Lemborexant is an effective option for patients who cannot tolerate most commonly prescribed medications for insomnia, such as benzodiazepines and sedative-hypnotics (Z drugs). It may be particularly useful in geriatric patients sensitive to side effects. [Waters, 2022]

There have been concerns raised that the use of sleep-promoting drugs, in general, can impair driving ability the day after their administration. Therefore, a randomised, double-blind, double-dummy, placebo and active-controlled study design was used in accordance with the FDA’s guiding requirements. [Vermeeren et al. 2019]

• Driving performance is assessed using a standardised highway driving test that measures the standard deviation of lateral position (SDLP) and is an indicator of vehicle control and lane weaving (measured in centimetres). [Vinckenbosch et al. 2020]

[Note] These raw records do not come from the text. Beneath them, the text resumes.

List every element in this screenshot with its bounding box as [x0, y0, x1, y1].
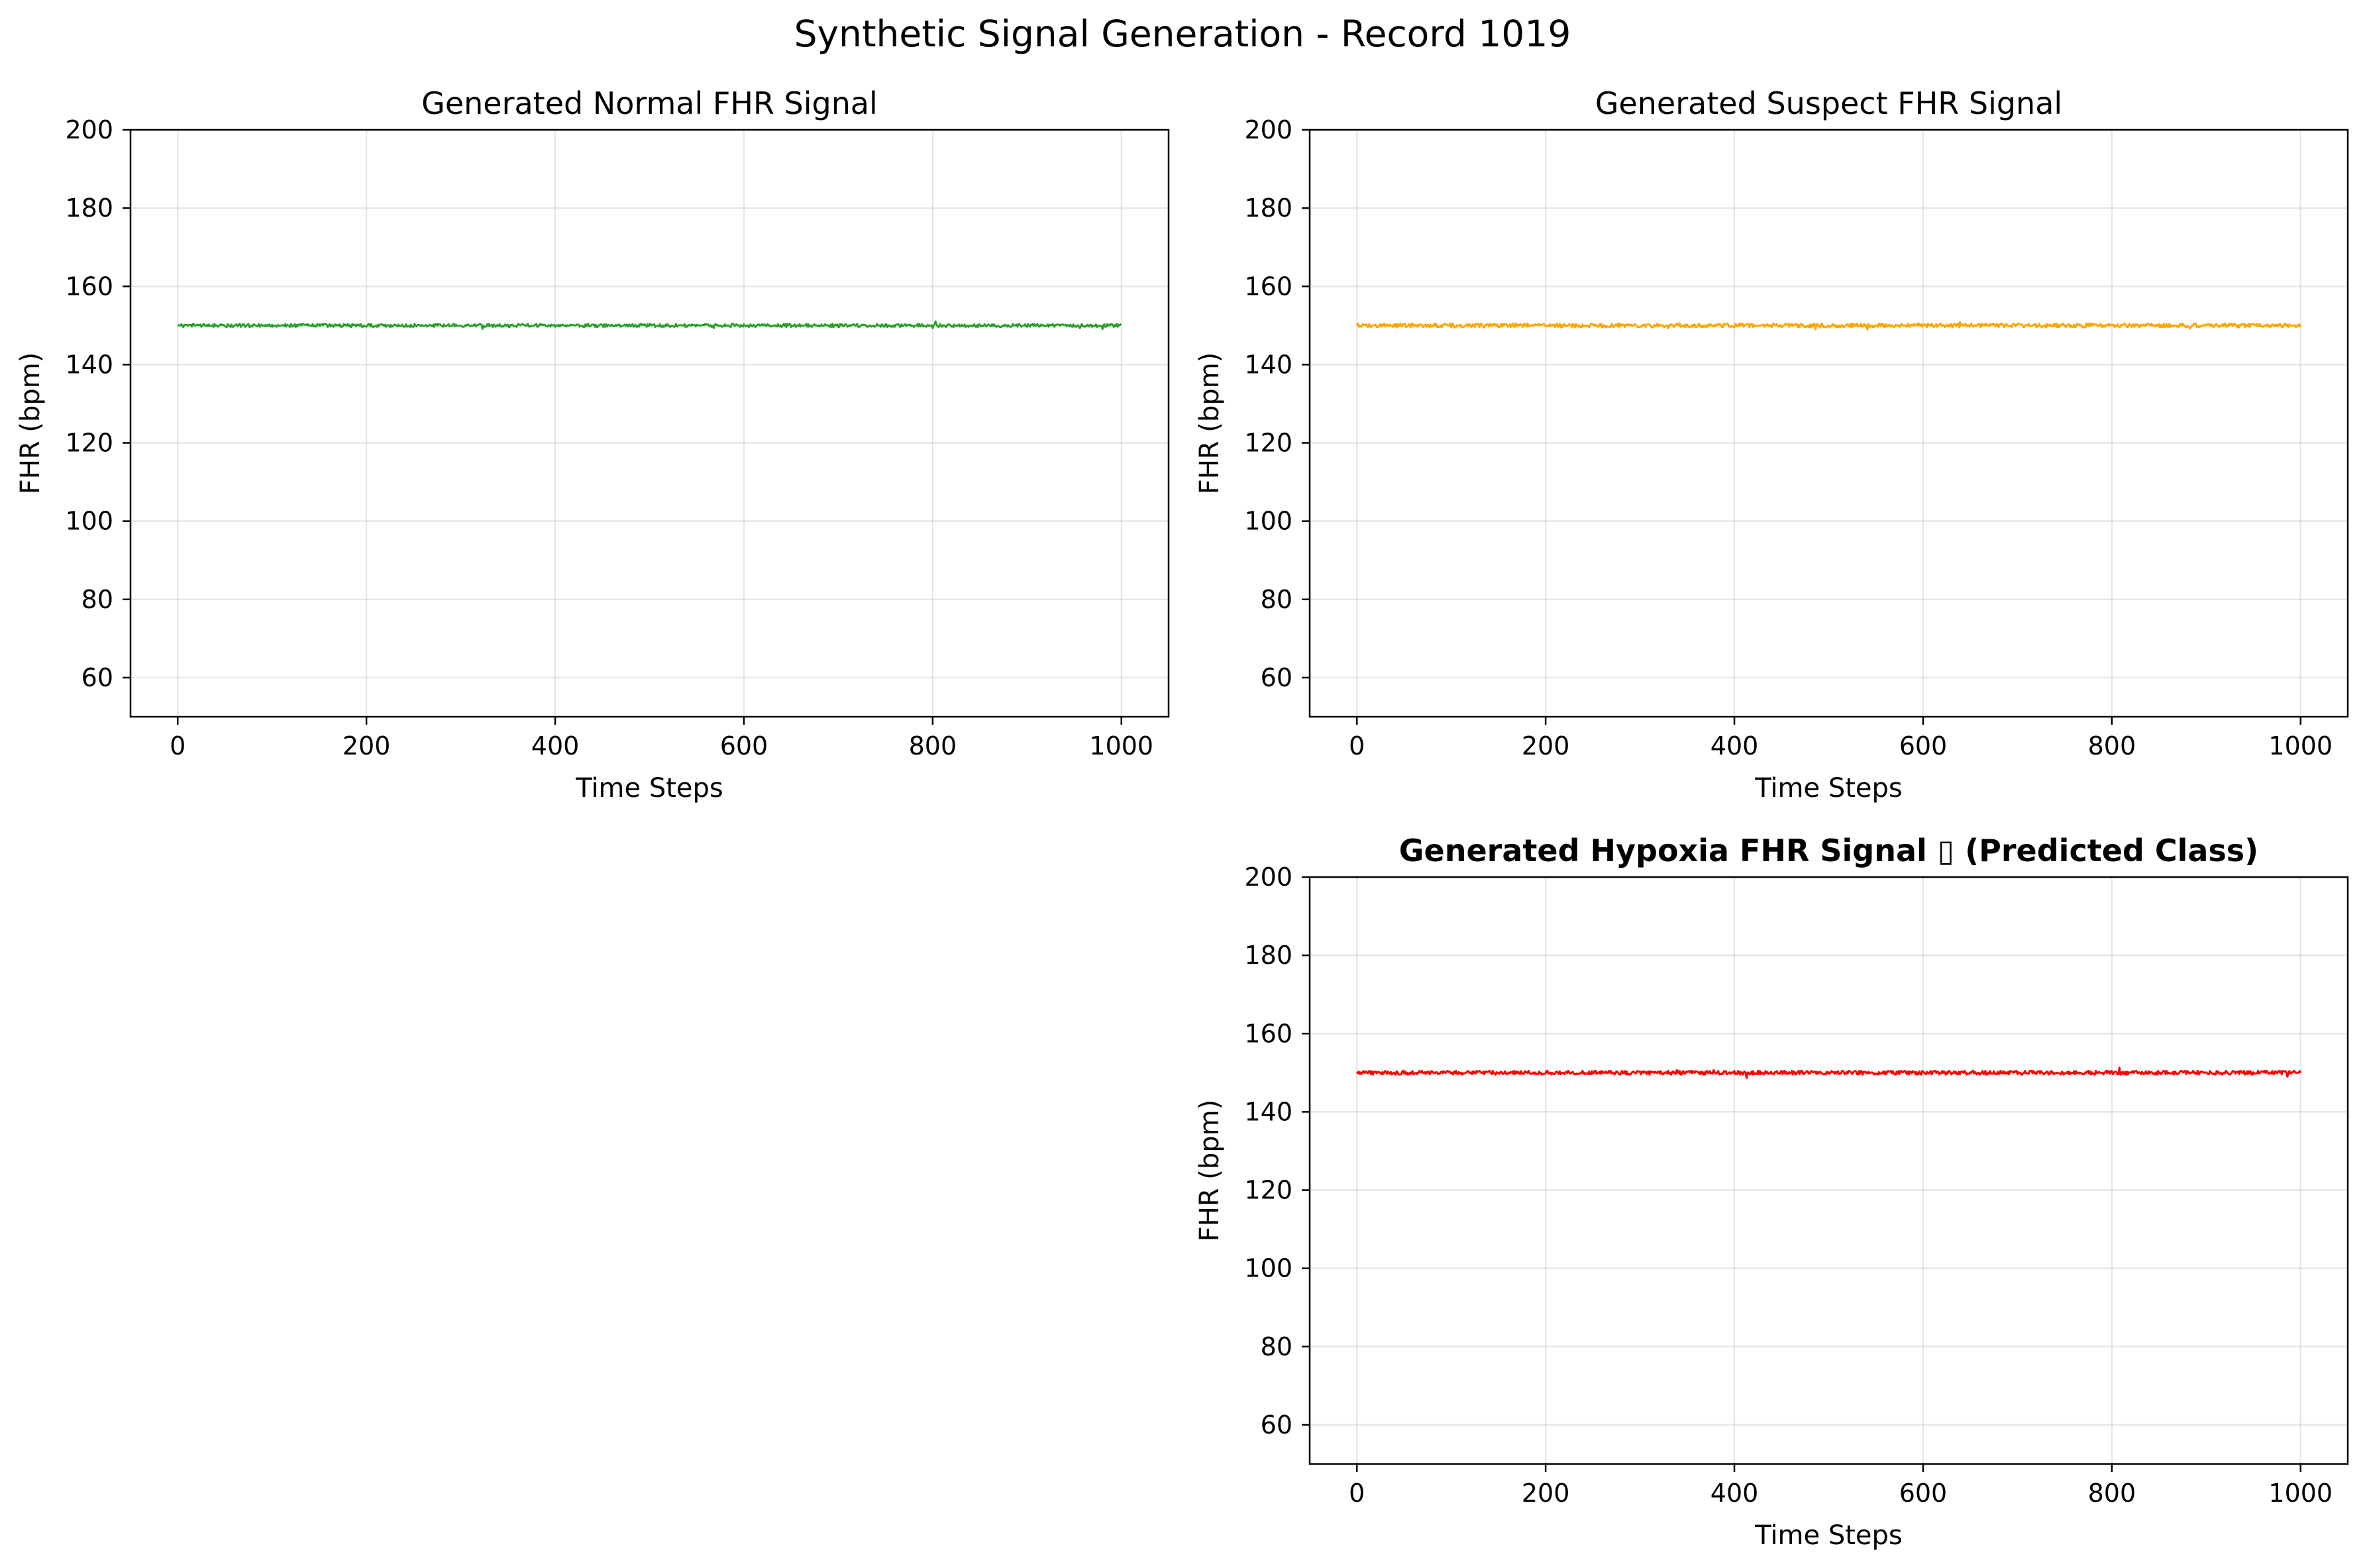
suspect-y-tick-label: 80 — [1261, 585, 1292, 614]
suspect-y-axis-label: FHR (bpm) — [1194, 352, 1225, 495]
suspect-y-tick-label: 200 — [1244, 115, 1292, 144]
suspect-x-tick-label: 1000 — [2268, 731, 2333, 760]
hypoxia-x-tick-label: 0 — [1349, 1479, 1365, 1508]
hypoxia-signal-line — [1356, 1067, 2302, 1079]
suspect-x-tick-label: 600 — [1899, 731, 1948, 760]
normal-x-tick-label: 0 — [170, 731, 185, 760]
normal-signal-line — [177, 320, 1122, 331]
suspect-y-tick-label: 140 — [1244, 350, 1292, 379]
suspect-chart-title: Generated Suspect FHR Signal — [1595, 85, 2062, 121]
suspect-y-tick-label: 180 — [1244, 193, 1292, 223]
suspect-y-tick-label: 160 — [1244, 272, 1292, 301]
normal-y-tick-label: 160 — [65, 272, 113, 301]
normal-y-tick-label: 180 — [65, 193, 113, 223]
normal-y-tick-label: 60 — [81, 663, 113, 692]
hypoxia-x-tick-label: 200 — [1522, 1479, 1570, 1508]
normal-axes-frame — [129, 129, 1170, 718]
suspect-y-tick-label: 60 — [1261, 663, 1292, 692]
normal-chart-title: Generated Normal FHR Signal — [421, 85, 878, 121]
normal-y-tick-label: 120 — [65, 429, 113, 458]
normal-y-tick-label: 80 — [81, 585, 113, 614]
normal-y-tick-label: 100 — [65, 507, 113, 536]
suspect-y-tick-label: 120 — [1244, 429, 1292, 458]
hypoxia-y-tick-label: 200 — [1244, 862, 1292, 892]
hypoxia-chart-title: Generated Hypoxia FHR Signal ▯ (Predicte… — [1399, 833, 2258, 868]
hypoxia-y-tick-label: 80 — [1261, 1332, 1292, 1361]
suspect-x-tick-label: 800 — [2088, 731, 2136, 760]
normal-y-axis-label: FHR (bpm) — [15, 352, 46, 495]
normal-x-tick-label: 400 — [531, 731, 580, 760]
hypoxia-x-tick-label: 400 — [1710, 1479, 1759, 1508]
suspect-y-tick-label: 100 — [1244, 507, 1292, 536]
hypoxia-y-tick-label: 160 — [1244, 1019, 1292, 1048]
hypoxia-x-tick-label: 800 — [2088, 1479, 2136, 1508]
hypoxia-x-tick-label: 600 — [1899, 1479, 1948, 1508]
suspect-x-tick-label: 0 — [1349, 731, 1365, 760]
hypoxia-x-axis-label: Time Steps — [1754, 1520, 1903, 1551]
hypoxia-y-tick-label: 180 — [1244, 941, 1292, 970]
hypoxia-y-tick-label: 140 — [1244, 1097, 1292, 1126]
figure-suptitle: Synthetic Signal Generation - Record 101… — [794, 13, 1571, 55]
hypoxia-x-tick-label: 1000 — [2268, 1479, 2333, 1508]
hypoxia-y-tick-label: 60 — [1261, 1410, 1292, 1439]
normal-y-tick-label: 200 — [65, 115, 113, 144]
normal-x-tick-label: 800 — [909, 731, 957, 760]
suspect-axes-frame — [1308, 129, 2349, 718]
suspect-x-tick-label: 200 — [1522, 731, 1570, 760]
normal-x-tick-label: 200 — [342, 731, 391, 760]
chart-panel-hypoxia: 0 200 400 600 800 1000 60 80 100 120 140 160 180 200 G… — [1194, 833, 2349, 1551]
normal-x-tick-label: 1000 — [1089, 731, 1153, 760]
chart-panel-normal: 0 200 400 600 800 1000 60 80 100 120 140 160 180 200 G… — [15, 85, 1170, 804]
chart-panel-suspect: 0 200 400 600 800 1000 60 80 100 120 140 160 180 200 G… — [1194, 85, 2349, 804]
hypoxia-y-axis-label: FHR (bpm) — [1194, 1100, 1225, 1242]
normal-y-tick-label: 140 — [65, 350, 113, 379]
hypoxia-y-tick-label: 120 — [1244, 1176, 1292, 1205]
suspect-signal-line — [1356, 321, 2302, 331]
hypoxia-y-tick-label: 100 — [1244, 1254, 1292, 1283]
hypoxia-axes-frame — [1308, 876, 2349, 1465]
suspect-x-axis-label: Time Steps — [1754, 773, 1903, 804]
normal-x-axis-label: Time Steps — [575, 773, 723, 804]
normal-x-tick-label: 600 — [720, 731, 768, 760]
suspect-x-tick-label: 400 — [1710, 731, 1759, 760]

This study showed that 9-hours after administering lemborexant 2.5, 5, and 10 mg, the mean drug–placebo changes were small (0.02 cm, 0.23 cm, and 0.73 cm, respectively) and well below the impairment threshold of 2.4 cm. [Vermeeren et al. 2019] In contrast, 7.5 mg zopiclone had a statistically significant and clinically meaningful mean drug–placebo change of 2.04 cm.

A summary of 9 clinical studies further indicated that lemborexant did not substantially impair next-day functioning among healthy subjects and subjects with insomnia. [Moline et al., 2021]

SUMMARY

Therapeutics targeting the orexin receptors for the treatment of sleep disorders represent a relatively new class in the treatment of insomnia. Several other DORAs are in clinical development and their results are expected to shed light on how they specifically modulate specific sleep states.